Braxton’s back muscles strained as he held Cora up so she could place the angel on the top of the tree. She’d only needed a bit of guidance as she’d felt along the branches in front of her.

His back and shoulder were so much better, but lifting her so high was starting to remind him he still wasn’t in perfect condition. Still, he didn’t care and he wasn’t about to say a word. He loved this moment with her, loved these memories they were making.

“How does it look?” she asked as he eased her back down to the wood floor.

“You did great.”

“Oh, please. You bought everything.”

Braxton may have put a hurting on his credit card, but he’d do it again without question to see the happiness in her eyes. He hadn’t seen that bright light before. When he’d first met her she was guarded, hesitant, but the more they grew together, the more he was seeing a relaxed side, a side abandoned by cares and worries. Whatever had plagued her since she arrived in Haven seemed to be fading into the background. Or she was just adjusting so well, she wasn’t concerned with her old life.

Regardless of the reasons, Braxton was thrilled to know that he had a hand in helping her with the new life she’d wanted to find.

“I feel like we should have hot cocoa or something now,” she told him.

“My mother used to make me cocoa.” The words were out of his mouth before he even thought about holding them in. “She was amazing.”

“I didn’t mean to bring up memories,” she told him.
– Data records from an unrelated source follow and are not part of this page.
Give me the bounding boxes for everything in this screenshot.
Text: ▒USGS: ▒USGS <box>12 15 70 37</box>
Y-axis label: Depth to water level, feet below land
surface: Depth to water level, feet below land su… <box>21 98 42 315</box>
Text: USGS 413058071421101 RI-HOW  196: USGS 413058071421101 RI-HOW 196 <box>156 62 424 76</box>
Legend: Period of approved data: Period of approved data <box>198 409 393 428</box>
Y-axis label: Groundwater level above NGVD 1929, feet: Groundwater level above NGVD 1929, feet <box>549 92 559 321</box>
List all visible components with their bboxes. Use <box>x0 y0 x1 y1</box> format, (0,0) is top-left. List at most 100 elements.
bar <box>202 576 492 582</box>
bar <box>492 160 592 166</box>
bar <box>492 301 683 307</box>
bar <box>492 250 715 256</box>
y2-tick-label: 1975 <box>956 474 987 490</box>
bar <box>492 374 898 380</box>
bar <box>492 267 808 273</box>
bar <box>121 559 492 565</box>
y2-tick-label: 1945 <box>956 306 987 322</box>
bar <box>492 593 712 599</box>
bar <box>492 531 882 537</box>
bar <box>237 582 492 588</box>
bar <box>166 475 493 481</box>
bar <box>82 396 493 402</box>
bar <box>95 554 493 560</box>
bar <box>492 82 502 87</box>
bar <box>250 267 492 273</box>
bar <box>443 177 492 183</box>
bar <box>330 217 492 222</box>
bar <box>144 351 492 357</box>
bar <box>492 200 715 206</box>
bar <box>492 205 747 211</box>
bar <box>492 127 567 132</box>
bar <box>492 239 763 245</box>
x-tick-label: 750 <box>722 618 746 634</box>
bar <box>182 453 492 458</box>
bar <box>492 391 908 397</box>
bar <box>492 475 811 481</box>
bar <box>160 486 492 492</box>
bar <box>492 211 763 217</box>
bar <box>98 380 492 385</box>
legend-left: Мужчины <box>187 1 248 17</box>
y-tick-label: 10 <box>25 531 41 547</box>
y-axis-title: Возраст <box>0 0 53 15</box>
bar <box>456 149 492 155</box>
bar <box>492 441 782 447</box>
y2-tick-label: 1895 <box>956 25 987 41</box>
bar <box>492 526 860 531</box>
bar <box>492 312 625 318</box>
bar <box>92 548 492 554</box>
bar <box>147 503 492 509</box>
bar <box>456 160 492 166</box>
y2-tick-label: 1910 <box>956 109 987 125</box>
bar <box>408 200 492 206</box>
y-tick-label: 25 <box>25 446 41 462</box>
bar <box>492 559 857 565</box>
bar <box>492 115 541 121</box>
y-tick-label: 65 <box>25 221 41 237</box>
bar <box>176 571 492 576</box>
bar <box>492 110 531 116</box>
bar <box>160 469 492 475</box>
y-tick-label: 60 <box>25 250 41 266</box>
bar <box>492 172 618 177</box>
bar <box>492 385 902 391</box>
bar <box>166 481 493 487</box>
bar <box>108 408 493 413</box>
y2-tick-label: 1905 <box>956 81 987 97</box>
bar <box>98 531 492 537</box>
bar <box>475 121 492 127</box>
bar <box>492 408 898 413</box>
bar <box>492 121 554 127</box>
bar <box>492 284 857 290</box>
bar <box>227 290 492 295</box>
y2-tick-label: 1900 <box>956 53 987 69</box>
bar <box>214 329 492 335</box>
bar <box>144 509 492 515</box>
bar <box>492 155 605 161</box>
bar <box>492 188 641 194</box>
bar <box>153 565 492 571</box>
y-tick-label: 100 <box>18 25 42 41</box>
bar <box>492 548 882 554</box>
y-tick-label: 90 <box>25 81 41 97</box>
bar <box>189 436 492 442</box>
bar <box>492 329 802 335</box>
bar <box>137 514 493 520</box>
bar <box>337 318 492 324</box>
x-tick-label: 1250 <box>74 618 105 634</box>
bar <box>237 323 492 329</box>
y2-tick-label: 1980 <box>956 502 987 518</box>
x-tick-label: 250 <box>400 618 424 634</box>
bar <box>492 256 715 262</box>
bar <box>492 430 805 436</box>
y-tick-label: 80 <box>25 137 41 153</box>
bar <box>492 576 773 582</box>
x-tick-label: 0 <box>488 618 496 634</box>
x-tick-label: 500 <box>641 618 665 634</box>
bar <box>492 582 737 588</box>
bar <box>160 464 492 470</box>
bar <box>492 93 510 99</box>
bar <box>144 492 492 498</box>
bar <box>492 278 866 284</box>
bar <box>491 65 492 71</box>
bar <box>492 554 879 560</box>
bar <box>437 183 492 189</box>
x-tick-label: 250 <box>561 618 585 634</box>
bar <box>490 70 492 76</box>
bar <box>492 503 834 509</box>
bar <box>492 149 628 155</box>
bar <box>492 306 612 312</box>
Now that the past was creeping up, he found he wanted her to know. He wanted to take that risk and bare himself to her. If he was going to put everything on the line, he needed to expose himself in a way he never had before.

“I told you my mother was killed.” Braxton fisted his hands and tried to hold it together and keep those images from his mind. “My father was abusive—”

“Oh, Braxton.”

“No,” he said, shaking his head, though she couldn’t see him. “I need to get this out. I want you to know, I need you to understand what I came from.”

Reaching out, he took her hands and led her toward the sofa. The worry lines between her brows increased as she tightened her hold on his hands.

“You don’t have to explain anything to me, Braxton. I don’t want you to revisit a time that hurts you.”

“Everything happening between us matters too much to me to keep secrets.” He licked his lips and pulled in a deep breath. “Because you mean something to me, I care about you and I want you to be part of my life. And, I need to give you the opportunity to see what you’re getting

involved with.”

“If you’re implying you’re like your father, I won’t believe it. You’d never hurt anyone.”

Braxton let out a soft laugh. “Maybe not, but I could’ve easily gone that route. My life before the Monroes was up and down at best. The highs were high and the lows were . . . a nightmare.”

Cora’s hand slid from his and traveled up his arm, over his shoulder, and cupped his cheek. “You overcame your past. That’s what makes you so special.”

The warmth of her touch combined with her comforting words filled him with the courage he needed to continue.

“My dad was a strict military man. He wanted things done a certain way at a certain time and there was no room for error. He was toughest on my mother. I know now that he suffered from PTSD. That damn disease destroyed my family and turned my father into a monster.”

Braxton wasn’t going to go into how he was abused, how even the slightest things would set off his father. Going there was irrelevant and there was no need to make Cora feel sorry for him. That was definitely not the angle he was after.

“My mother would explain how he wasn’t like that before he’d been deployed, but when he’d come home he was a changed man.” His beautiful mother, always seeing the good in people, always wanting to make things right. “She stayed with him, in hopes she could fix him, that loving him through the illness would show him that she wasn’t abandoning him.”

“Your mother sounds like a strong woman.”

Braxton swallowed the lump in his throat. “She was perfect.”

Memories of her taking him to the park, teaching him how to swim, taking him to the movies all washed over him. She’d done everything in her power to give him a wonderful childhood, but he’d seen how hard she worked trying to compensate for being both loving mother and doting father.

“You can stop right there,” Cora told him, stroking his jaw with her delicate fingers. “I can imagine how the story ends.”

He reached up, took her hand in his, and settled them in his lap. “One night my father couldn’t find his lighter. I had used it to light the candles on my mother’s birthday cake. I was only nine, but Mom helped me because she knew I wanted to be big. I didn’t put the lighter back, so when he went to find it later, he got enraged.”